Un pommier qui lui aussi donnait des micro-pommes, mais rouges, abondantes et exquises malgré leur acidité.
Et le guinier, auquel nous allons revenir.
Fleurs

Le dernier jour d'école avant les grandes vacances d'été, notre mère cueillait dans le jardin des bouquets de fleurs variées, joliment arrangées, que nous apportions en classe pour offrir à la maîtresse, en matière de remerciement pour l'année écoulée.

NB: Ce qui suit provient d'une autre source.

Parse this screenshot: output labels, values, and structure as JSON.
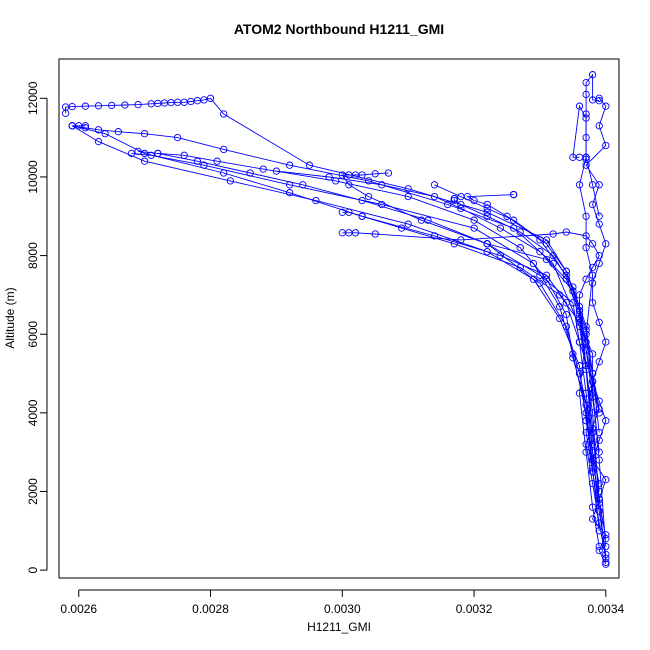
{
  "chart_data": {
    "type": "line",
    "title": "ATOM2 Northbound H1211_GMI",
    "xlabel": "H1211_GMI",
    "ylabel": "Altitude (m)",
    "xlim": [
      0.00257,
      0.00342
    ],
    "ylim": [
      -200,
      13000
    ],
    "x_ticks": [
      0.0026,
      0.0028,
      0.003,
      0.0032,
      0.0034
    ],
    "x_tick_labels": [
      "0.0026",
      "0.0028",
      "0.0030",
      "0.0032",
      "0.0034"
    ],
    "y_ticks": [
      0,
      2000,
      4000,
      6000,
      8000,
      10000,
      12000
    ],
    "y_tick_labels": [
      "0",
      "2000",
      "4000",
      "6000",
      "8000",
      "10000",
      "12000"
    ],
    "grid": false,
    "series_color": "#0000ff",
    "marker": "open-circle",
    "series": [
      {
        "x": [
          0.0034,
          0.00339,
          0.0034,
          0.00338,
          0.00339,
          0.0034,
          0.00338,
          0.00339,
          0.0034,
          0.00339,
          0.00338,
          0.00339,
          0.0034,
          0.00339,
          0.00338,
          0.00338,
          0.00339,
          0.0034,
          0.00339,
          0.00338,
          0.00339,
          0.00337,
          0.0034,
          0.00339,
          0.0034,
          0.00339
        ],
        "y": [
          150,
          500,
          900,
          1300,
          1800,
          2300,
          2800,
          3300,
          3800,
          4300,
          4800,
          5300,
          5800,
          6300,
          6800,
          7300,
          7800,
          8300,
          8800,
          9300,
          9800,
          10300,
          10800,
          11300,
          11800,
          12000
        ]
      },
      {
        "x": [
          0.0034,
          0.00339,
          0.00338,
          0.00337,
          0.00339,
          0.00338,
          0.00337,
          0.00336,
          0.00336,
          0.00337,
          0.00338,
          0.00339,
          0.00338,
          0.00337,
          0.00334,
          0.00332,
          0.00318,
          0.00305,
          0.00302,
          0.00301,
          0.003
        ],
        "y": [
          300,
          1200,
          2200,
          3200,
          4100,
          5000,
          5800,
          6500,
          7000,
          7400,
          7700,
          8000,
          8300,
          8500,
          8600,
          8550,
          8400,
          8550,
          8580,
          8580,
          8580
        ]
      },
      {
        "x": [
          0.0034,
          0.00339,
          0.00338,
          0.00337,
          0.00338,
          0.00338,
          0.00336,
          0.00333,
          0.00327,
          0.00317,
          0.00309,
          0.00303,
          0.00301,
          0.003
        ],
        "y": [
          400,
          1500,
          2500,
          3500,
          4500,
          5500,
          6300,
          7000,
          7700,
          8300,
          8700,
          9000,
          9100,
          9100
        ]
      },
      {
        "x": [
          0.0034,
          0.00339,
          0.00338,
          0.00337,
          0.00338,
          0.00336,
          0.00335,
          0.0033,
          0.00322,
          0.00312,
          0.00304,
          0.00301,
          0.003,
          0.00301,
          0.00302,
          0.00303,
          0.00305,
          0.00307
        ],
        "y": [
          800,
          1800,
          2800,
          3800,
          4800,
          5800,
          6800,
          7500,
          8300,
          8900,
          9500,
          9800,
          10050,
          10050,
          10050,
          10050,
          10080,
          10100
        ]
      },
      {
        "x": [
          0.00339,
          0.00338,
          0.00337,
          0.00336,
          0.00334,
          0.00331,
          0.00324,
          0.00314,
          0.00303,
          0.00292,
          0.00282,
          0.0027,
          0.00264,
          0.00259,
          0.0026,
          0.00261
        ],
        "y": [
          1500,
          3000,
          4500,
          5800,
          6800,
          7500,
          8000,
          8500,
          9000,
          9600,
          10100,
          10600,
          11100,
          11300,
          11300,
          11300
        ]
      },
      {
        "x": [
          0.00339,
          0.00338,
          0.00336,
          0.00334,
          0.0033,
          0.00322,
          0.0031,
          0.00296,
          0.00283,
          0.0027,
          0.00263,
          0.00259
        ],
        "y": [
          2000,
          3500,
          5000,
          6200,
          7300,
          8100,
          8800,
          9400,
          9900,
          10400,
          10900,
          11300
        ]
      },
      {
        "x": [
          0.00338,
          0.00337,
          0.00335,
          0.00333,
          0.00329,
          0.0032,
          0.00306,
          0.00292,
          0.00279,
          0.00271,
          0.00268
        ],
        "y": [
          2500,
          4000,
          5500,
          6700,
          7800,
          8700,
          9300,
          9800,
          10300,
          10550,
          10600
        ]
      },
      {
        "x": [
          0.00339,
          0.00338,
          0.00337,
          0.00335,
          0.00334,
          0.00331,
          0.00327,
          0.0032,
          0.0031,
          0.00299,
          0.00288,
          0.00281,
          0.00276,
          0.00272
        ],
        "y": [
          1000,
          2600,
          4200,
          5400,
          6500,
          7400,
          8200,
          8900,
          9500,
          9900,
          10200,
          10400,
          10550,
          10600
        ]
      },
      {
        "x": [
          0.00339,
          0.00337,
          0.00336,
          0.00333,
          0.00329,
          0.00322,
          0.00313,
          0.00303,
          0.00294,
          0.00286,
          0.00278,
          0.00272,
          0.00269
        ],
        "y": [
          2200,
          3800,
          5200,
          6400,
          7400,
          8300,
          8900,
          9400,
          9800,
          10100,
          10400,
          10600,
          10650
        ]
      },
      {
        "x": [
          0.00339,
          0.00338,
          0.00337,
          0.00336,
          0.00334,
          0.0033,
          0.00324,
          0.00318,
          0.00314,
          0.00306,
          0.00298,
          0.0029
        ],
        "y": [
          3000,
          4400,
          5600,
          6600,
          7400,
          8100,
          8700,
          9200,
          9500,
          9800,
          10000,
          10150
        ]
      },
      {
        "x": [
          0.00339,
          0.00338,
          0.00337,
          0.00335,
          0.00332,
          0.00327,
          0.00322,
          0.00318,
          0.00317,
          0.00317,
          0.00317
        ],
        "y": [
          3500,
          5000,
          6200,
          7200,
          8000,
          8600,
          9000,
          9300,
          9400,
          9450,
          9450
        ]
      },
      {
        "x": [
          0.00339,
          0.00337,
          0.00336,
          0.00334,
          0.00331,
          0.00326,
          0.00322,
          0.00318,
          0.00314
        ],
        "y": [
          4000,
          5600,
          6700,
          7600,
          8300,
          8900,
          9200,
          9500,
          9800
        ]
      },
      {
        "x": [
          0.00338,
          0.00337,
          0.00336,
          0.00334,
          0.0033,
          0.00325,
          0.00322,
          0.0032,
          0.00319,
          0.00326,
          0.00326,
          0.00326
        ],
        "y": [
          3200,
          5100,
          6400,
          7500,
          8400,
          9000,
          9300,
          9400,
          9500,
          9550,
          9550,
          9550
        ]
      },
      {
        "x": [
          0.0034,
          0.00339,
          0.00338,
          0.00337,
          0.00335,
          0.00331,
          0.00322
        ],
        "y": [
          600,
          2800,
          4600,
          6100,
          7100,
          7900,
          8300
        ]
      },
      {
        "x": [
          0.00339,
          0.00338,
          0.00336,
          0.00332,
          0.00326,
          0.00316,
          0.00304,
          0.00292,
          0.00282,
          0.00275,
          0.0027,
          0.00266,
          0.00263,
          0.00261,
          0.00259
        ],
        "y": [
          1700,
          4000,
          6200,
          7800,
          8700,
          9300,
          9900,
          10300,
          10700,
          11000,
          11100,
          11150,
          11200,
          11250,
          11300
        ]
      },
      {
        "x": [
          0.0034,
          0.00339,
          0.00338,
          0.00337,
          0.00336,
          0.00334,
          0.00331,
          0.00322,
          0.0031,
          0.00295,
          0.00282,
          0.0028,
          0.00279,
          0.00278,
          0.00277,
          0.00276,
          0.00275,
          0.00274,
          0.00273,
          0.00272,
          0.00271,
          0.00269,
          0.00267,
          0.00265,
          0.00263,
          0.00261,
          0.00259,
          0.00258,
          0.00258
        ],
        "y": [
          200,
          1800,
          3600,
          5200,
          6600,
          7600,
          8400,
          9100,
          9700,
          10300,
          11600,
          12000,
          11960,
          11940,
          11920,
          11900,
          11900,
          11890,
          11880,
          11870,
          11860,
          11840,
          11830,
          11820,
          11810,
          11800,
          11790,
          11780,
          11620
        ]
      },
      {
        "x": [
          0.00339,
          0.00338,
          0.00337,
          0.00336,
          0.00337,
          0.00338,
          0.00337,
          0.00337,
          0.00336,
          0.00337,
          0.00337,
          0.00337,
          0.00336,
          0.00335,
          0.00336
        ],
        "y": [
          600,
          1600,
          3000,
          4500,
          6000,
          7500,
          8200,
          9000,
          9800,
          10500,
          10450,
          11500,
          11800,
          10500,
          10500
        ]
      },
      {
        "x": [
          0.00339,
          0.00338,
          0.00337,
          0.00337,
          0.00337,
          0.00337,
          0.00337,
          0.00338,
          0.00338,
          0.00339
        ],
        "y": [
          9000,
          9800,
          10500,
          11000,
          11600,
          12100,
          12400,
          12600,
          11960,
          11940
        ]
      }
    ]
  }
}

Les fleurs sont le désir de la terre pour la lumière, les couper c'est leur briser le cœur, les offrir c'est leur confier son âme. Si c'est pour un cadeau entre amoureux, celui ou celle qui les reçoit pourra les manger des yeux et des narines, en pensant à celle ou celui qui les lui a données.
 
Généralement on ne cueille pas les fleurs pour les manger, mais tout le monde sait bien (non ?) que l'homme, pour vivre, a autant besoin de nourritures spirituelles que de nourritures terrestres. C'est pourquoi nos très lointains ancêtres ne se contentaient pas de partir à la chasse ; ils passaient aussi de nombreuses heures à peindre et graver de magnifiques animaux, et à imprimer des signes, sur les parois des grottes et sûrement ailleurs même s'il n'en reste pas de traces. Contrairement à leurs cousins les singes, ces hommes avaient besoin de nourrir leur esprit, autant qu'ils avaient besoin de manger : parce qu'ils étaient des hommes.
L'homme exerce sa conscience d'une manière bien particulière, mais tout le vivant est spirituel. Sinon, pourquoi tant d'oiseaux se livreraient-ils à de fantastiques parades amoureuses ? Pourquoi les papillons et les fleurs s'orneraient-ils de tant de couleurs ? Pourquoi la nature aimerait-elle tant la symétrie ? Pourquoi pourrait-elle se traduire en langage mathématique aussi bien qu'en langage de poète ou de peintre ? Quand nous cueillons un fruit, quand nous l'apprêtons, quand nous le dégustons, ce sont des baisers avec l'esprit du monde que nous échangeons.
Menthe

La menthe, celle que l'on appelle « baume d'eau », se plaisait beaucoup dans le sol humide de notre jardin. Nous la gardions juste pour le plaisir de la respirer. C'est bon de la sentir au passage, ses frais effluves traçant ses chemins mouvants et invisibles dans l'air, magnifiés au soleil.
Elle fleurit en rose ou mauve, parfois on ne résiste pas au désir de cueillir l'une de ses feuilles presque blanches entre le pouce et l'index. La menthe aquatique a une consistance tendre et veloutée, elle roule sous la pulpe des doigts et, portée aux narines, vous dégage son arôme au visage comme une soif.